Подобного рода утверждения, которых немало в тексте о. Сергия, наводят на мысль о том, что у него будут проблемы с толкованием догмата о творении из ничего, и, действительно, метафизической обработке этого важнейшего христианского положения отведено в его построениях довольно значительное место. В результате напряженного обдумывания «внебожественности божественного бытия» твари Булгаков развернет учение о метафизическом «месте» творения, которое есть «актуальная взаимовходность и столь же актуальная отличность Бога и мира»[805].

Мы сейчас не будем углубляться в сущность всех «плодов», родившихся в итоге философских конструкций о. Сергия. Вернемся к вопросу об откровении Бога в творении, которое о. Сергий считает достаточным основанием для положительного аргумента об изобразимости Христа. Но, к своему удивлению, основания этого он не обнаружил в апологии иконопочитателей. Зададимся вопросом: сопоставима ли мера проявлений Бога, доступных в своем познании уже язычникам, с Его полнотой, явленной в Лице Христа? Ведь являемое в твари Божество не есть Его ипостасное явление, но именно сила Его установления мира, ибо незримость Бога в вещах мира есть истина мира, указывающая на его далеко не призрачное бытие, и «не в мысли только людей, а на самом деле, в действительности сущее Его Божество»[806].
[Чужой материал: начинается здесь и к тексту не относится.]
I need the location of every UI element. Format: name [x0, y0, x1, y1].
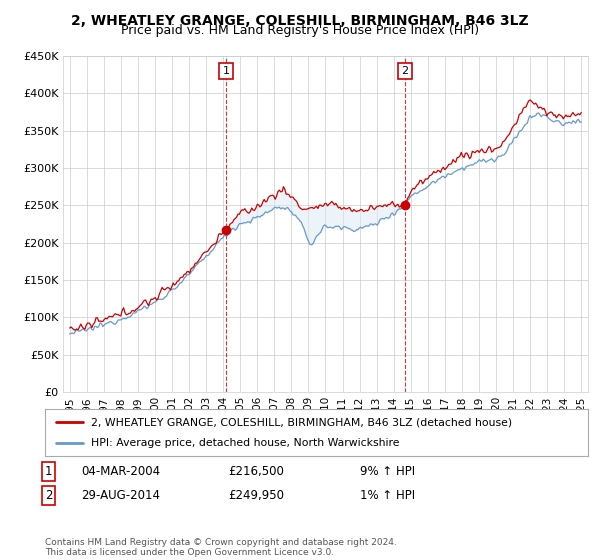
Text: 9% ↑ HPI: 9% ↑ HPI [360, 465, 415, 478]
Text: 1% ↑ HPI: 1% ↑ HPI [360, 489, 415, 502]
Text: 2: 2 [401, 66, 409, 76]
Text: Price paid vs. HM Land Registry's House Price Index (HPI): Price paid vs. HM Land Registry's House … [121, 24, 479, 36]
Text: Contains HM Land Registry data © Crown copyright and database right 2024.
This d: Contains HM Land Registry data © Crown c… [45, 538, 397, 557]
Text: 2, WHEATLEY GRANGE, COLESHILL, BIRMINGHAM, B46 3LZ (detached house): 2, WHEATLEY GRANGE, COLESHILL, BIRMINGHA… [91, 417, 512, 427]
Text: 2, WHEATLEY GRANGE, COLESHILL, BIRMINGHAM, B46 3LZ: 2, WHEATLEY GRANGE, COLESHILL, BIRMINGHA… [71, 14, 529, 28]
Text: 29-AUG-2014: 29-AUG-2014 [81, 489, 160, 502]
Text: 2: 2 [45, 489, 53, 502]
Text: 04-MAR-2004: 04-MAR-2004 [81, 465, 160, 478]
Text: £249,950: £249,950 [228, 489, 284, 502]
Text: 1: 1 [223, 66, 230, 76]
Text: 1: 1 [45, 465, 53, 478]
Text: HPI: Average price, detached house, North Warwickshire: HPI: Average price, detached house, Nort… [91, 438, 400, 448]
Text: £216,500: £216,500 [228, 465, 284, 478]
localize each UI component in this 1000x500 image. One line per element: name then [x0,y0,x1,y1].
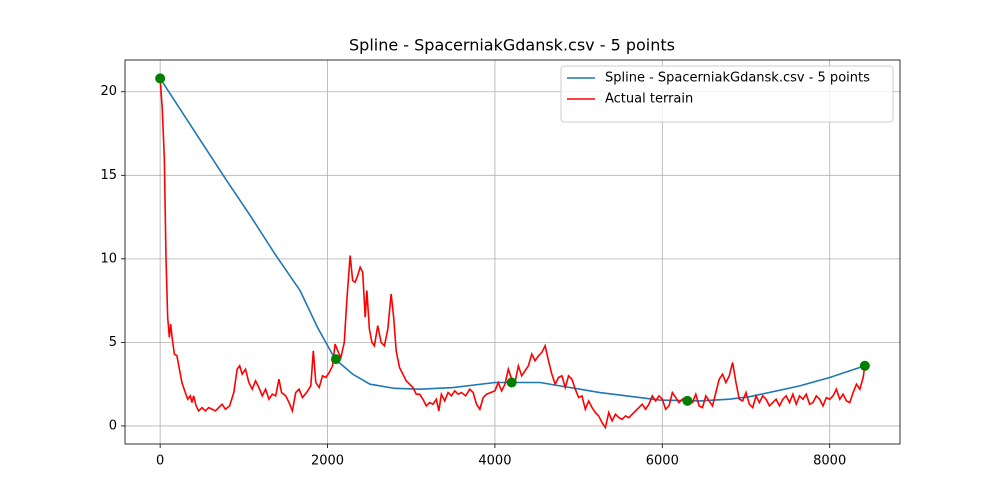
legend-label: Spline - SpacerniakGdansk.csv - 5 points [605,71,870,86]
x-tick-label: 4000 [478,454,511,469]
control-point [506,377,517,388]
legend: Spline - SpacerniakGdansk.csv - 5 points… [560,65,894,123]
x-tick-label: 2000 [311,454,344,469]
y-tick-label: 5 [109,335,117,350]
line-series [159,77,866,402]
y-tick-label: 20 [100,84,117,99]
plot-layer [155,73,870,430]
legend-label: Actual terrain [605,92,693,107]
legend-box [560,65,894,123]
x-tick-label: 8000 [813,454,846,469]
y-tick-label: 15 [100,168,117,183]
control-point [330,354,341,365]
x-tick-label: 6000 [646,454,679,469]
chart-title: Spline - SpacerniakGdansk.csv - 5 points [349,36,675,55]
control-point [155,73,166,84]
control-point [859,360,870,371]
y-tick-label: 10 [100,251,117,266]
x-tick-label: 0 [156,454,164,469]
y-tick-label: 0 [109,418,117,433]
axes-frame [124,59,901,445]
line-series [159,78,866,430]
control-point [682,395,693,406]
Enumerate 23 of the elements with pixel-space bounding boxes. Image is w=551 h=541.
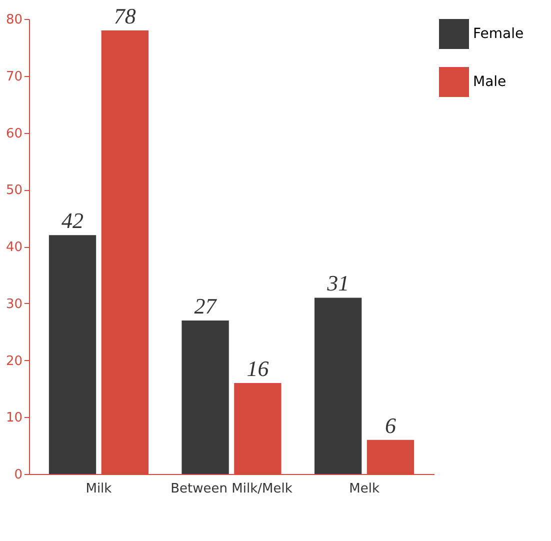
y-tick-label: 30	[6, 296, 22, 312]
legend-label: Male	[473, 74, 506, 90]
legend-label: Female	[473, 26, 524, 42]
y-tick-label: 40	[6, 240, 22, 255]
y-tick-label: 10	[6, 410, 22, 426]
x-tick-label: Melk	[349, 482, 380, 496]
y-tick-label: 70	[6, 69, 22, 84]
x-tick-label: Between Milk/Melk	[170, 482, 293, 496]
data-label: 78	[114, 3, 136, 28]
bar	[182, 320, 229, 474]
bar	[48, 235, 96, 474]
data-label: 6	[384, 412, 396, 438]
x-tick-label: Milk	[86, 482, 112, 496]
data-label: 42	[62, 208, 84, 234]
data-label: 16	[246, 356, 269, 381]
bar	[314, 298, 362, 474]
y-tick-label: 80	[6, 12, 22, 28]
data-label: 27	[194, 293, 218, 318]
data-label: 31	[326, 270, 350, 296]
y-tick-label: 60	[6, 126, 22, 142]
y-tick-label: 0	[14, 468, 22, 482]
y-tick-label: 50	[6, 183, 22, 198]
y-tick-label: 20	[6, 354, 22, 369]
Но это еще не дает повод изображать Бога в образах тварного. Ветхозаветный запрет на изображение своим жестким педагогическим актом сохранил перспективу истинной иконы – христологического образа. Не будет лишним напомнить, что «видимое невидимого Бога» вызвало к жизни языческий религиозный символизм, и в том числе лежащий в основании европейской культурной традиции античный символизм. Однако тот же самый символизм, до конца не воцерковленный в богословии платонизирующих христианских богословов, дал самых непримиримых противников икон в истории Церкви. Этот факт еще раз убеждает в том, что доступное уже язычникам положительное откровение в твари, заложившее основы религиозного символизма, не содержит в самом себе неоспоримых внутренних логических данных для восприятия истинного Образа. Без сомнения, целевой вершиной Евангелия, с высоты которой разворачивается перспектива христианского понятия образа, выступают другие слова апостола, какими Павел благовествует о Христе, «в Котором мы имеем искупление Кровию Его и прощение грехов, Который есть образ Бога невидимого, рожденный прежде всякой твари; ибо Им создано все, что на небесах и что на земле, видимое и невидимое: престолы ли, господства ли, начальства ли, – все Им и для Него создано» (Кол 1:14–16). Этой перспективы в труде о. Сергия мы не обнаружим. Ее основательно перекрыла София, явив собой основание всякой иконности. Почему же, спросим мы? Да потому, что «Бог, соотносительный творению, не есть Бог безобразный, невидимый, неведомый и потому неизобразимый, но открывающийся и имеющий свой Образ, и этот Образ Божий и есть Первообраз творения, который начертан в последнем»[807].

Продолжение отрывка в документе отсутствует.